Should I try specialist support before residential rehab?
Often, yes. Unless there is a medical risk that needs supervised detox or round-the-clock care, intensive one-to-one work with an addiction specialist is a proportionate first step, worth exploring before, or instead of, residential rehab. It also builds recovery in your real life rather than in a clinic, which is where it ultimately has to hold.
Why do so many people avoid residential rehab?
Because it means weeks away from your life, a loss of freedom and privacy, and it can feel like admitting everything has collapsed, so people try every alternative first. A confidential specialist you can see privately, without stepping out of your life, is the step people can take earlier, before residential becomes the only option, and at a fraction of the cost.
When is residential rehab the right choice?
When there is a physical dependency that needs supervised detox, when risk is high, or when proportionate alternatives have genuinely been tried and a period away is what is needed, and when you are ready for it. Readiness often decides whether a residential stay holds. Dr Jacquet believes in good private clinics and will tell you honestly when the time has come, and help you prepare for it.

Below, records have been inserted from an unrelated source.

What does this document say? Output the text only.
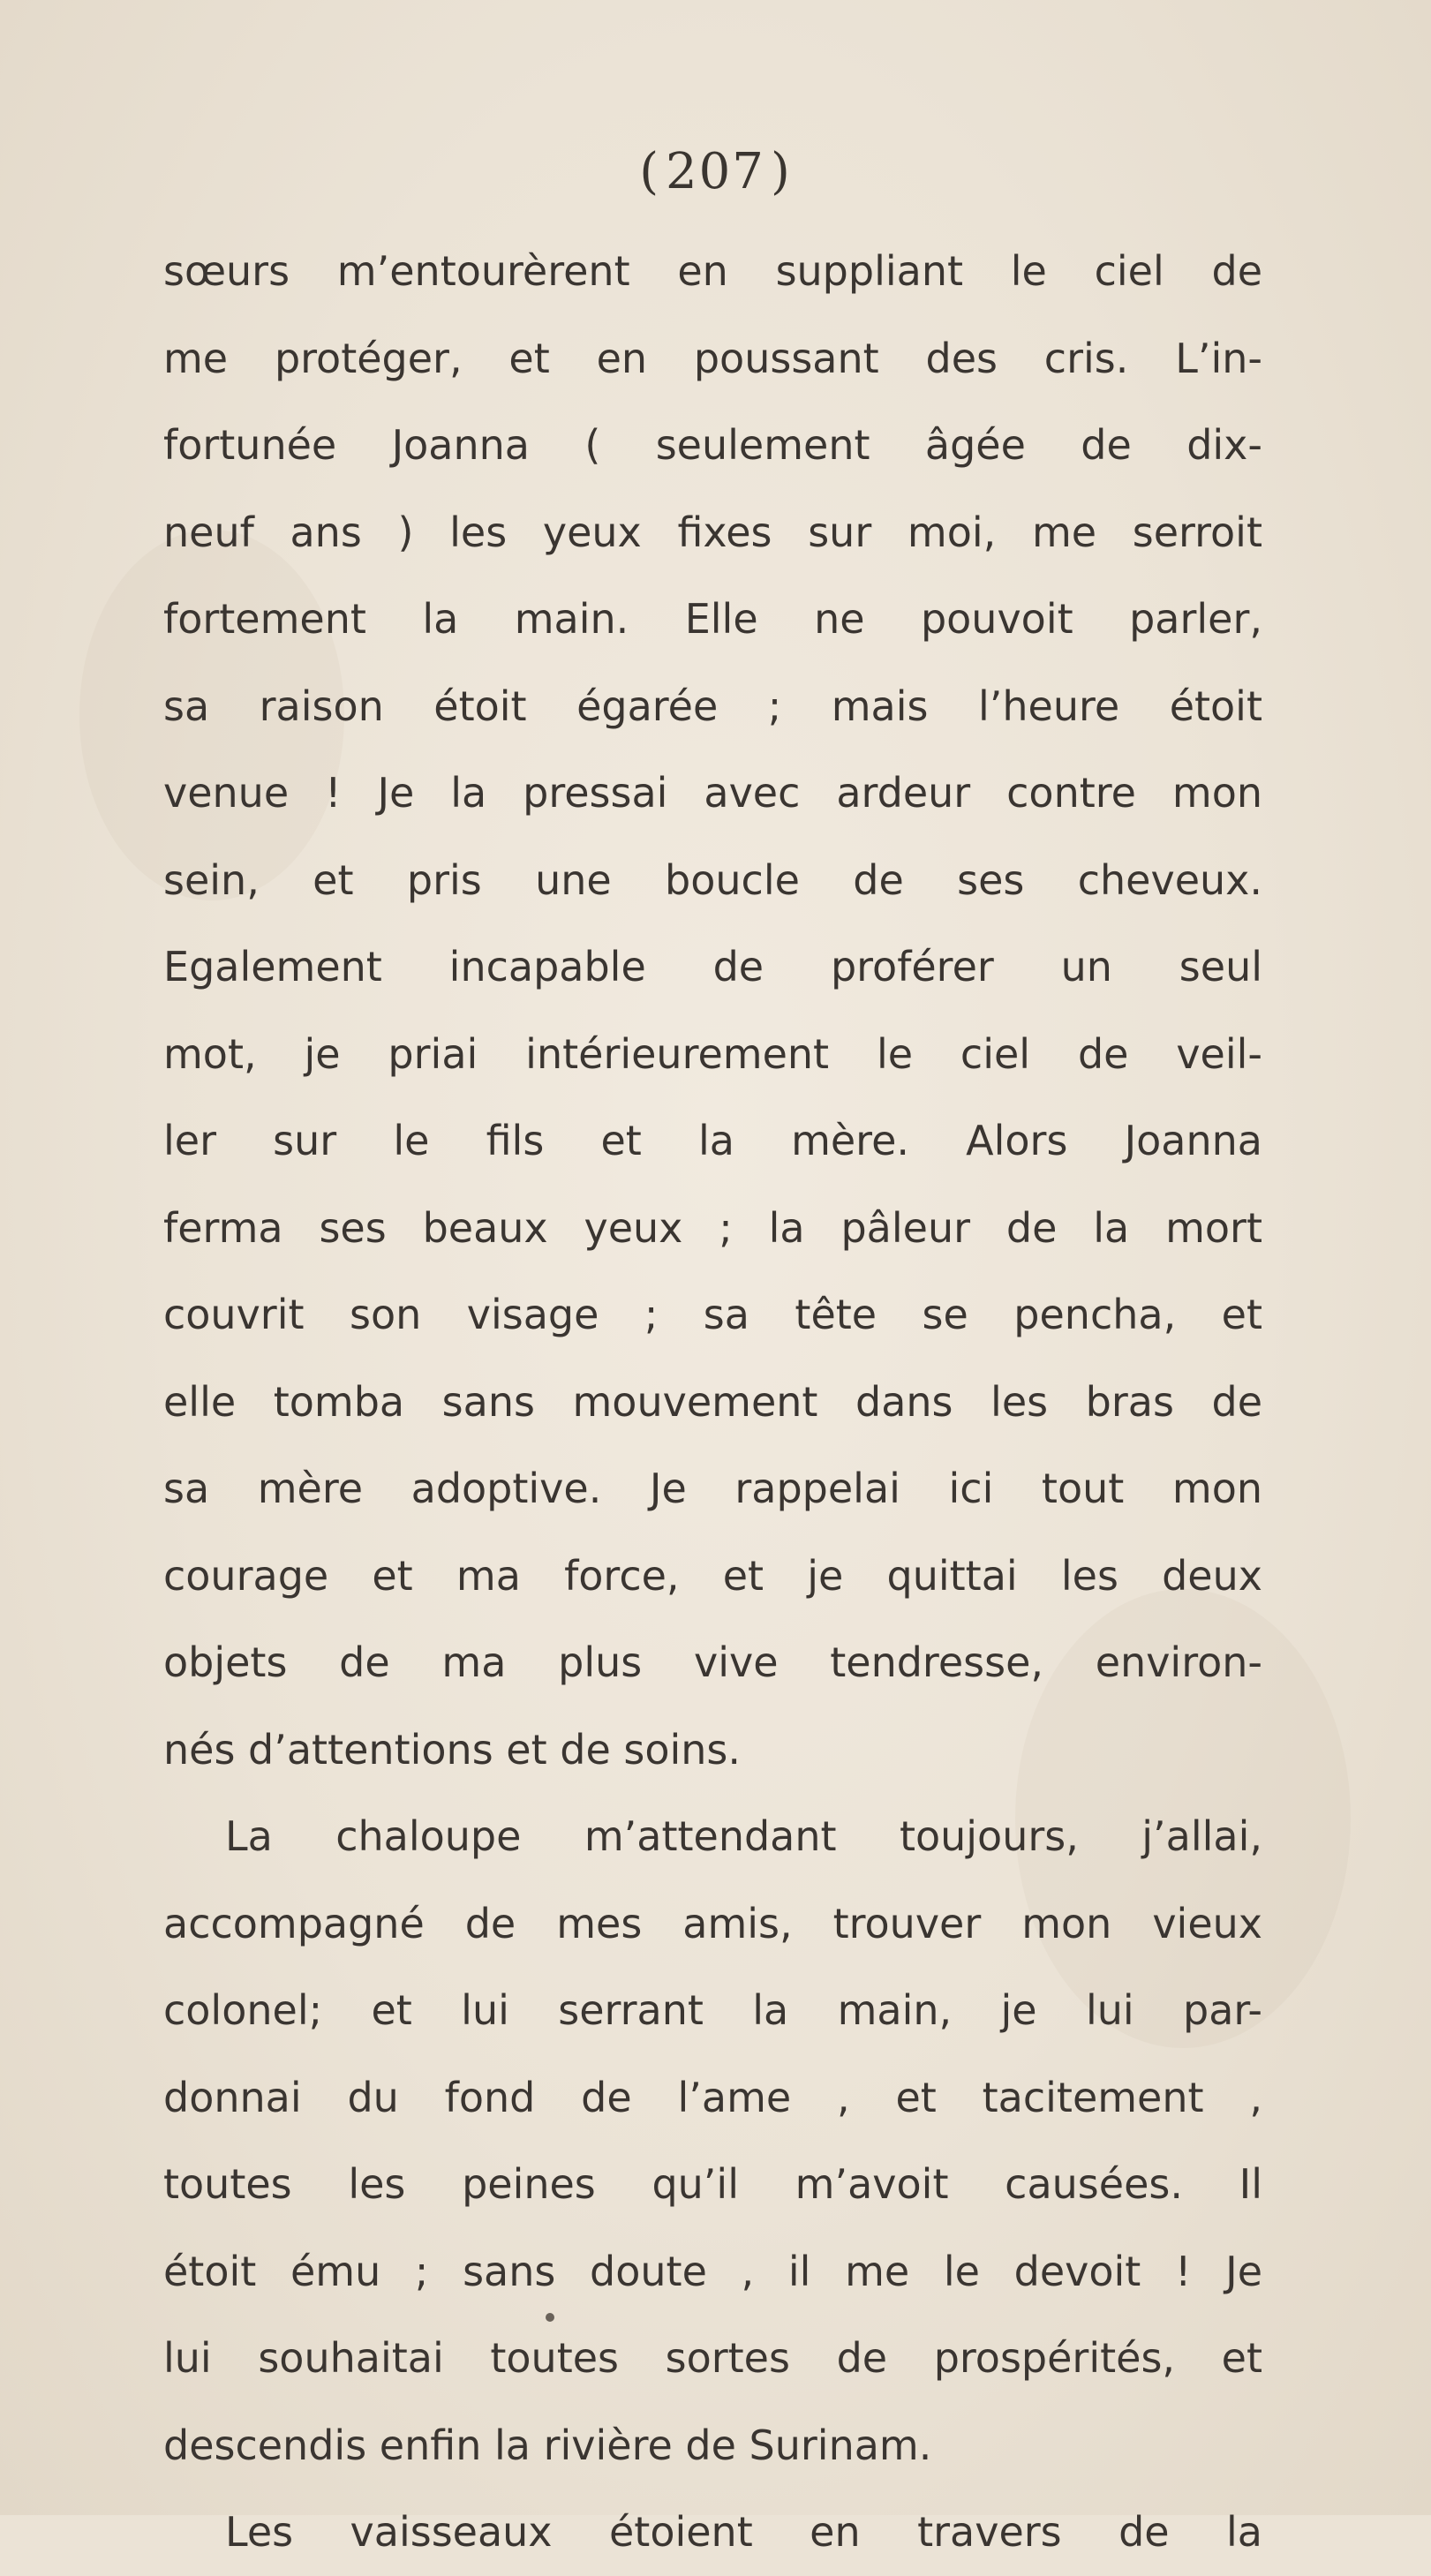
( 207 )
sœurs m’entourèrent en suppliant le ciel de
me protéger, et en poussant des cris. L’in-
fortunée Joanna ( seulement âgée de dix-
neuf ans ) les yeux fixes sur moi, me serroit
fortement la main. Elle ne pouvoit parler,
sa raison étoit égarée ; mais l’heure étoit
venue ! Je la pressai avec ardeur contre mon
sein, et pris une boucle de ses cheveux.
Egalement incapable de proférer un seul
mot, je priai intérieurement le ciel de veil-
ler sur le fils et la mère. Alors Joanna
ferma ses beaux yeux ; la pâleur de la mort
couvrit son visage ; sa tête se pencha, et
elle tomba sans mouvement dans les bras de
sa mère adoptive. Je rappelai ici tout mon
courage et ma force, et je quittai les deux
objets de ma plus vive tendresse, environ-
nés d’attentions et de soins.
La chaloupe m’attendant toujours, j’allai,
accompagné de mes amis, trouver mon vieux
colonel; et lui serrant la main, je lui par-
donnai du fond de l’ame , et tacitement ,
toutes les peines qu’il m’avoit causées. Il
étoit ému ; sans doute , il me le devoit ! Je
lui souhaitai toutes sortes de prospérités, et
descendis enfin la rivière de Surinam.
Les vaisseaux étoient en travers de la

Is it completely confidential?
Strictly. There is no waiting room, no local record and nothing disclosed to any employer, firm, board or third party without your explicit consent. Online sessions leave no local footprint.
Do you provide aftercare after a residential stay?
Yes. Many people complete a residential programme and then need consistent, confidential support to hold the change in real life. Dr Jacquet provides that continuity online, wherever you are based.
How does this compare to a luxury residential clinic?
A luxury clinic offers a residential setting and amenities; this offers something different, and for many people deeper: consultant-level, one-to-one addiction work, completely private, delivered within your own life rather than a facility. The two can be complementary, a clinic for detox or a residential phase and this for the depth work and staying well afterwards. The distinction is substance over surroundings.
Do you work with executives internationally?
Yes. Sessions are held online by secure video worldwide, in English and French, for senior professionals in London, Europe, the Gulf, Asia and offshore financial centres.